Turning the words over once more in her mind, Charlotte was not fully convinced that robbing a man of anything could be considered a compliment. In fact, his words sounded downright sinful. 

Regardless, she wanted Nathaniel White to kiss her again. This time on the lips. 

Squeezing her sinful eyes shut, Charlotte puckered her lips and waited. And waited. Just when she was considering opening her eyes, she heard him take another step back, turn, and make his way down the still empty hall. 

Before he was out of earshot, he softly murmured, “As I said, I don’t bite.”

A heartbeat later, she heard the noise from the crowded drawing room spill into the hallway as he opened the door. The sounds quickly receded when the oak barriers closed behind him, stealing away any chance of a second kiss.

Charlotte opened her eyes and stared out into the silent hallway. He was gone. And he hadn’t even bothered to ask her name.   
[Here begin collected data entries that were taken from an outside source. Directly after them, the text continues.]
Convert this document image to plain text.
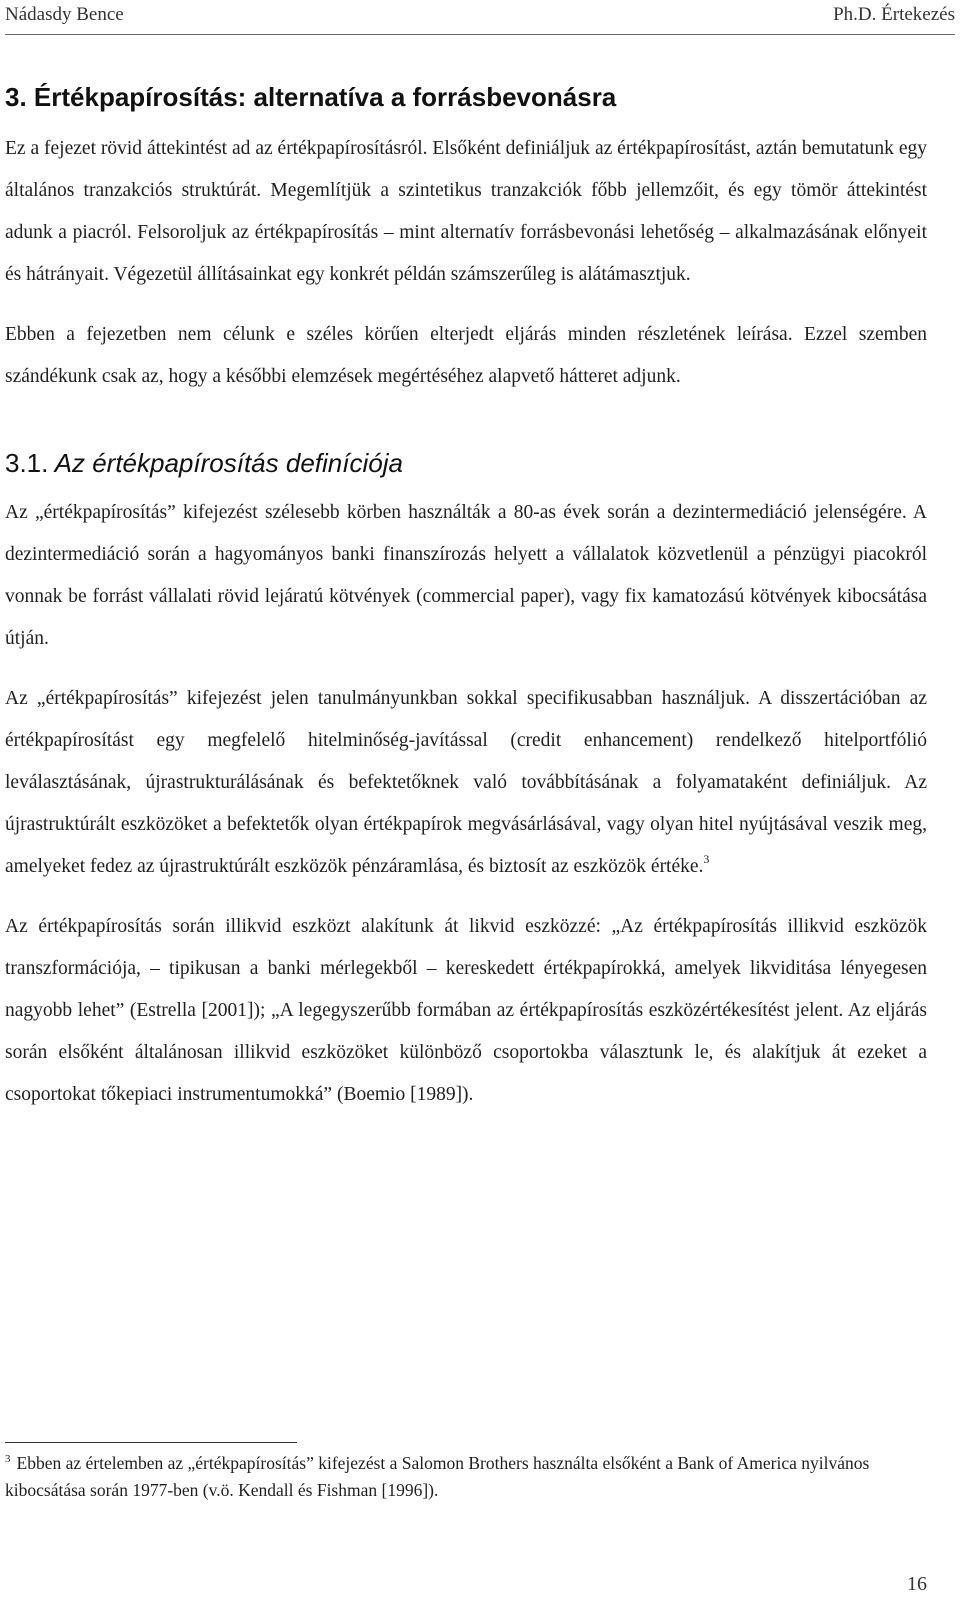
Nádasdy Bence	Ph.D. Értekezés
3. Értékpapírosítás: alternatíva a forrásbevonásra

Ez a fejezet rövid áttekintést ad az értékpapírosításról. Elsőként definiáljuk az értékpapírosítást, aztán bemutatunk egy általános tranzakciós struktúrát. Megemlítjük a szintetikus tranzakciók főbb jellemzőit, és egy tömör áttekintést adunk a piacról. Felsoroljuk az értékpapírosítás – mint alternatív forrásbevonási lehetőség – alkalmazásának előnyeit és hátrányait. Végezetül állításainkat egy konkrét példán számszerűleg is alátámasztjuk.

Ebben a fejezetben nem célunk e széles körűen elterjedt eljárás minden részletének leírása. Ezzel szemben szándékunk csak az, hogy a későbbi elemzések megértéséhez alapvető hátteret adjunk.

3.1. Az értékpapírosítás definíciója

Az „értékpapírosítás” kifejezést szélesebb körben használták a 80-as évek során a dezintermediáció jelenségére. A dezintermediáció során a hagyományos banki finanszírozás helyett a vállalatok közvetlenül a pénzügyi piacokról vonnak be forrást vállalati rövid lejáratú kötvények (commercial paper), vagy fix kamatozású kötvények kibocsátása útján.

Az „értékpapírosítás” kifejezést jelen tanulmányunkban sokkal specifikusabban használjuk. A disszertációban az értékpapírosítást egy megfelelő hitelminőség-javítással (credit enhancement) rendelkező hitelportfólió leválasztásának, újrastrukturálásának és befektetőknek való továbbításának a folyamataként definiáljuk. Az újrastruktúrált eszközöket a befektetők olyan értékpapírok megvásárlásával, vagy olyan hitel nyújtásával veszik meg, amelyeket fedez az újrastruktúrált eszközök pénzáramlása, és biztosít az eszközök értéke.$^3$

Az értékpapírosítás során illikvid eszközt alakítunk át likvid eszközzé: „Az értékpapírosítás illikvid eszközök transzformációja, – tipikusan a banki mérlegekből – kereskedett értékpapírokká, amelyek likviditása lényegesen nagyobb lehet” (Estrella [2001]); „A legegyszerűbb formában az értékpapírosítás eszközértékesítést jelent. Az eljárás során elsőként általánosan illikvid eszközöket különböző csoportokba választunk le, és alakítjuk át ezeket a csoportokat tőkepiaci instrumentumokká” (Boemio [1989]).

$^3$ Ebben az értelemben az „értékpapírosítás” kifejezést a Salomon Brothers használta elsőként a Bank of America nyilvános kibocsátása során 1977-ben (v.ö. Kendall és Fishman [1996]).
16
Slowly, she sank to the floor at the base of the window. He’d stolen a kiss, that wasn’t truly a kiss, paid her a quick compliment, and then run away. The man was in truth a rake—a breathtakingly handsome rake—but a rake nonetheless. Just like her father.

And the one thing Charlotte refused to do was fall for a man like her father. She would not follow in her mother’s footsteps, no matter how enticing Nathaniel White was, or how her stomach fluttered when his lips touched her skin. She would not lose her good sense to man who would abandon his promises, and his vows, when he caught sight of a young actress.      

Rising to her feet, Charlotte vowed—as she had countless times since her parents’ disastrous separation—that she would marry for love. And not just any love, but true, ever-lasting, never-going-to-leave-her-for-an-actress love, the type of bond where two people remained together forever.  

“Of course, saying I will marry for love is one thing, following through is quite another,” Charlotte murmured to the empty hallway. “But I shall hold true to my word. If my father believes he can marry me off to the first man with a sizable fortune regardless of how the gentleman in question feels about me, he is sadly mistaken. I refuse to be sent away so that father can throw more money at his mistress. I will not marry a man who does not love me. And I most certainly will not marry a confirmed rake like Nathaniel White.”

With that, she made her way back to Lord Abingdon’s drawing room. 

Despite her resolve, Charlotte found her thoughts—and her disobedient eyes—drifting to Nathaniel White throughout the Christmas Eve dinner. Thankfully, he was far too engrossed in the festivities to pay much attention to an innocent girl. By the end of the evening, she was fairly certain he would not recall the plain young lady sitting off to the side, which was for the best, of course. But over the years to come, the memory of her first kiss would stay with her like a curse.

For the next six years, she would not encounter another man she wished to undress the moment she laid eyes on him in any of London’s ballrooms. At first she felt relieved, but over the subsequent years she began to wonder—what if she never felt that interested in another man?